Intergovernmental Panel on Climate Change Working Group III co-chair Ottmar Edenhofer.
Photo: Reuters
Berlin: A major climate report presented to
the world was censored by the very governments who requested it,
frustrating and angering some of its lead authors.
The UN’s Intergovernmental Panel on Climate Change on Sunday
released the "summary for policymakers"
in Berlin, intended to be a palatable synopsis of the technical
conclusions of more than 200 experts on how to stop runaway global
warming – and what that would cost.
However entire paragraphs, plus graphs showing where carbon
emissions have been increasing the fastest, were deleted from the
summary during a week’s debate prior to its release. Other sections had
their meaning and purpose significantly diluted. They were victims of a
bruising skirmish between governments in the developed and developing
world over who should shoulder the blame for, and the responsibility for
fixing, climate change.
Members of Greenpeace at the Brandenburg Gate in Berlin.
Photo: Reuters
One report author joked that he felt like a “pawn” who had
been sacrificed in a game. Several others told Fairfax the rancour was
much greater than in previous IPCC meetings.
The encounter was a prelude to what promises to be a bitter
battle in Paris next year, where countries are intended to sign a new
binding treaty on radical action against global warming.
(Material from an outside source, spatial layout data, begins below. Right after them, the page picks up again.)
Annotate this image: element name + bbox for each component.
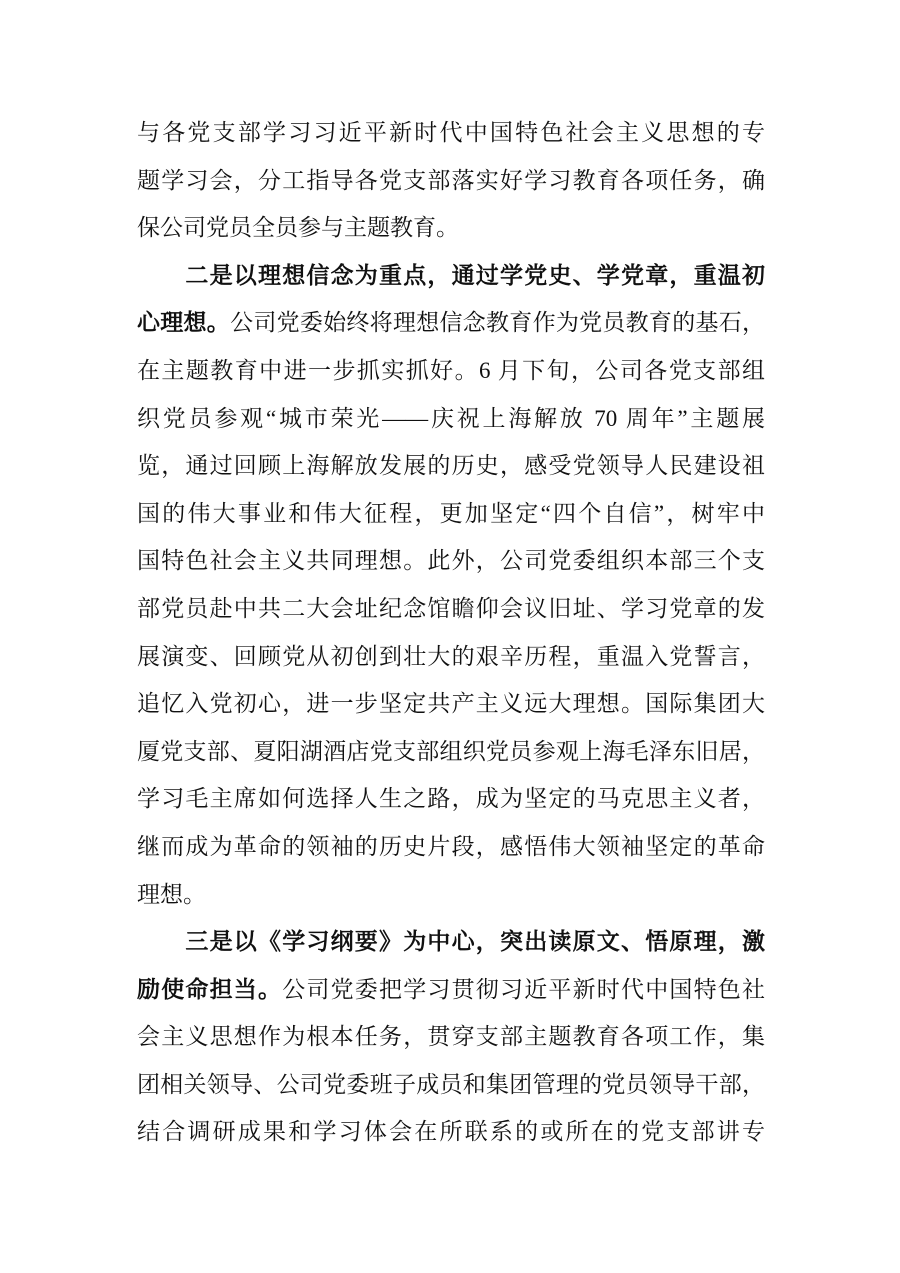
text-line-1: 与各党支部学习习近平新时代中国特色社会主义思想的专 [137, 109, 765, 157]
text-line-12: 展演变、回顾党从初创到壮大的艰辛历程，重温入党誓言， [137, 633, 765, 681]
line-bold-text: 三是以《学习纲要》为中心，突出读原文、悟原理，激 [137, 929, 765, 954]
text-line-2: 题学习会，分工指导各党支部落实好学习教育各项任务，确 [137, 157, 765, 205]
text-line-6: 在主题教育中进一步抓实抓好。6 月下旬，公司各党支部组 [137, 347, 765, 395]
line-regular-text: 结合调研成果和学习体会在所联系的或所在的党支部讲专 [137, 1119, 765, 1144]
text-line-18: 三是以《学习纲要》为中心，突出读原文、悟原理，激 [137, 918, 765, 966]
line-regular-text: 保公司党员全员参与主题教育。 [137, 215, 459, 240]
line-regular-text: 会主义思想作为根本任务，贯穿支部主题教育各项工作，集 [137, 1024, 765, 1049]
text-line-14: 厦党支部、夏阳湖酒店党支部组织党员参观上海毛泽东旧居， [137, 728, 765, 776]
text-line-10: 国特色社会主义共同理想。此外，公司党委组织本部三个支 [137, 537, 765, 585]
text-line-22: 结合调研成果和学习体会在所联系的或所在的党支部讲专 [137, 1108, 765, 1156]
text-line-5: 心理想。公司党委始终将理想信念教育作为党员教育的基石， [137, 299, 765, 347]
line-regular-text: 继而成为革命的领袖的历史片段，感悟伟大领袖坚定的革命 [137, 834, 765, 859]
line-regular-text: 团相关领导、公司党委班子成员和集团管理的党员领导干部， [137, 1072, 765, 1097]
line-regular-text: 公司党委把学习贯彻习近平新时代中国特色社 [282, 977, 765, 1002]
line-bold-text: 励使命担当。 [137, 977, 282, 1002]
text-line-20: 会主义思想作为根本任务，贯穿支部主题教育各项工作，集 [137, 1013, 765, 1061]
document-text-block: 与各党支部学习习近平新时代中国特色社会主义思想的专 题学习会，分工指导各党支部落… [137, 109, 765, 1156]
line-bold-text: 二是以理想信念为重点，通过学党史、学党章，重温初 [137, 263, 765, 288]
text-line-8: 览，通过回顾上海解放发展的历史，感受党领导人民建设祖 [137, 442, 765, 490]
text-line-17: 理想。 [137, 871, 765, 919]
document-page: 与各党支部学习习近平新时代中国特色社会主义思想的专 题学习会，分工指导各党支部落… [0, 0, 900, 1273]
line-regular-text: 在主题教育中进一步抓实抓好。6 月下旬，公司各党支部组 [137, 358, 765, 383]
text-line-13: 追忆入党初心，进一步坚定共产主义远大理想。国际集团大 [137, 680, 765, 728]
line-regular-text: 与各党支部学习习近平新时代中国特色社会主义思想的专 [137, 120, 765, 145]
line-bold-text: 心理想。 [137, 310, 230, 335]
text-line-9: 国的伟大事业和伟大征程，更加坚定“四个自信”，树牢中 [137, 490, 765, 538]
line-regular-text: 题学习会，分工指导各党支部落实好学习教育各项任务，确 [137, 168, 765, 193]
line-regular-text: 追忆入党初心，进一步坚定共产主义远大理想。国际集团大 [137, 691, 765, 716]
line-regular-text: 理想。 [137, 882, 206, 907]
line-regular-text: 国特色社会主义共同理想。此外，公司党委组织本部三个支 [137, 548, 765, 573]
line-regular-text: 国的伟大事业和伟大征程，更加坚定“四个自信”，树牢中 [137, 501, 765, 526]
text-line-16: 继而成为革命的领袖的历史片段，感悟伟大领袖坚定的革命 [137, 823, 765, 871]
text-line-15: 学习毛主席如何选择人生之路，成为坚定的马克思主义者， [137, 775, 765, 823]
line-regular-text: 织党员参观“城市荣光——庆祝上海解放 70 周年”主题展 [137, 406, 765, 431]
line-regular-text: 展演变、回顾党从初创到壮大的艰辛历程，重温入党誓言， [137, 644, 765, 669]
text-line-19: 励使命担当。公司党委把学习贯彻习近平新时代中国特色社 [137, 966, 765, 1014]
text-line-3: 保公司党员全员参与主题教育。 [137, 204, 765, 252]
text-line-7: 织党员参观“城市荣光——庆祝上海解放 70 周年”主题展 [137, 395, 765, 443]
text-line-21: 团相关领导、公司党委班子成员和集团管理的党员领导干部， [137, 1061, 765, 1109]
line-regular-text: 学习毛主席如何选择人生之路，成为坚定的马克思主义者， [137, 786, 765, 811]
text-line-11: 部党员赴中共二大会址纪念馆瞻仰会议旧址、学习党章的发 [137, 585, 765, 633]
line-regular-text: 公司党委始终将理想信念教育作为党员教育的基石， [230, 310, 765, 335]
line-regular-text: 厦党支部、夏阳湖酒店党支部组织党员参观上海毛泽东旧居， [137, 739, 765, 764]
line-regular-text: 览，通过回顾上海解放发展的历史，感受党领导人民建设祖 [137, 453, 765, 478]
line-regular-text: 部党员赴中共二大会址纪念馆瞻仰会议旧址、学习党章的发 [137, 596, 765, 621]
text-line-4: 二是以理想信念为重点，通过学党史、学党章，重温初 [137, 252, 765, 300]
Countries
including – but not limited to – the United States, Brazil, China and
Saudi Arabia fought to ensure the summary could not be used as a weapon
against them in pre-Paris negotiations.
The IPCC Working Group III report found that, in order to
keep temperature change below two degrees, the world will have to
quickly switch over to an energy supply dominated by renewables such as
wind and solar power, with carbon-capture technology mopping up the
remaining fossil fuel use.
The report's co-chair Dr Rajendra Pachauri.
Photo: Reuters
However several authors said that teams of negotiators sent
in by governments had refused to accept controversial parts of the
report for inclusion in the summary of policymakers. Their work only
survives in the full, technical report, which will be read by far fewer
people, and was not released to the media on Sunday.
Some of the economists and scientists involved even
considered withdrawing their work entirely, so they could speak without
having to toe the eventual IPCC line.
Fairfax was told that the co-chair of Working Group III,
Professor Ottmar Edenhofer, is one of those aggrieved by changes. It is
believed he may use "unadulterated" parts of the report, as well as the
amended summary, in a presentation at Technical University in Berlin on
Monday.
However he said that getting governments involved created
“ownership” of the report’s conclusions, and “there’s nothing wrong with
that as long as scientists have control over the full report”.
Economist Reyer Gerlagh, of Tilburg University in the
Netherlands, was a co-ordinating lead author on a chapter of the report.
He saw a lot of his work – exploring the link between economies and
their carbon emissions - deleted from the summary over the last week.
“Some governments [said] we cannot write things that they
forsee will immediately have consequences in international
negotiations,” Professor Gerlagh said. “They cannot change the
scientific findings. But they can say there are things that are not
[appropriate] to be told at [the SPM] level.
“It left me depressed personally, initially ... I am not paid
for this work. I do most of this work on the weekend, in evenings and
on holidays. My payment is not in money or time, my payment is that I
believe I can contribute to society’s benefit by providing the
information.
Despite this, Professor Gerlagh said he was not angry: “I can
understand their point,” he said of the countries who asked for changes
or deletions.
In other parts of the summary, objections from rich nations
resulted in the removal of a line saying: “In 2010, ten countries
accounted for about 70 per cent of CO2 emissions from fossil fuel
combustion and industrial processes.”
They also demanded, and won, removal of a line reporting that
ethical mitigation of climate change would require the developed world
to transfer “hundreds of billions of dollars per year” to non-OECD
countries to invest in green technologies.
Objections from "upper middle income" countries resulted in
the deletion of a graph that showed the stunning rise in emissions from
those countries in the decade to 2010, compared with other parts of the
world.
“The atmosphere has of course been contentious on some
details,” said Stephan Singer, director of energy policy for the WWF,
who was an observer during the week’s debate. “Some of the stuff is much
more clearly spelled out in the underlying chapters than it is in the
[summary].”
But Dr Singer said the alterations should not be allowed to distract from the central message.
“This document is sufficient enough to tell governments what
to do to stay below two degrees [temperature rise], despite some vague
and ambiguous language [added by] the governments which was based on
consensus and haggling back and forth for very long hours.”
Report co-chair Dr Rajendra Pachauri, asked what had been
omitted from the summary, said “the entire IPCC process and the approval
of the [summary] is based on debate and discussion and naturally when
you have different points of view there will be disagreement. The
strength of the process is that we were able to resolve them.”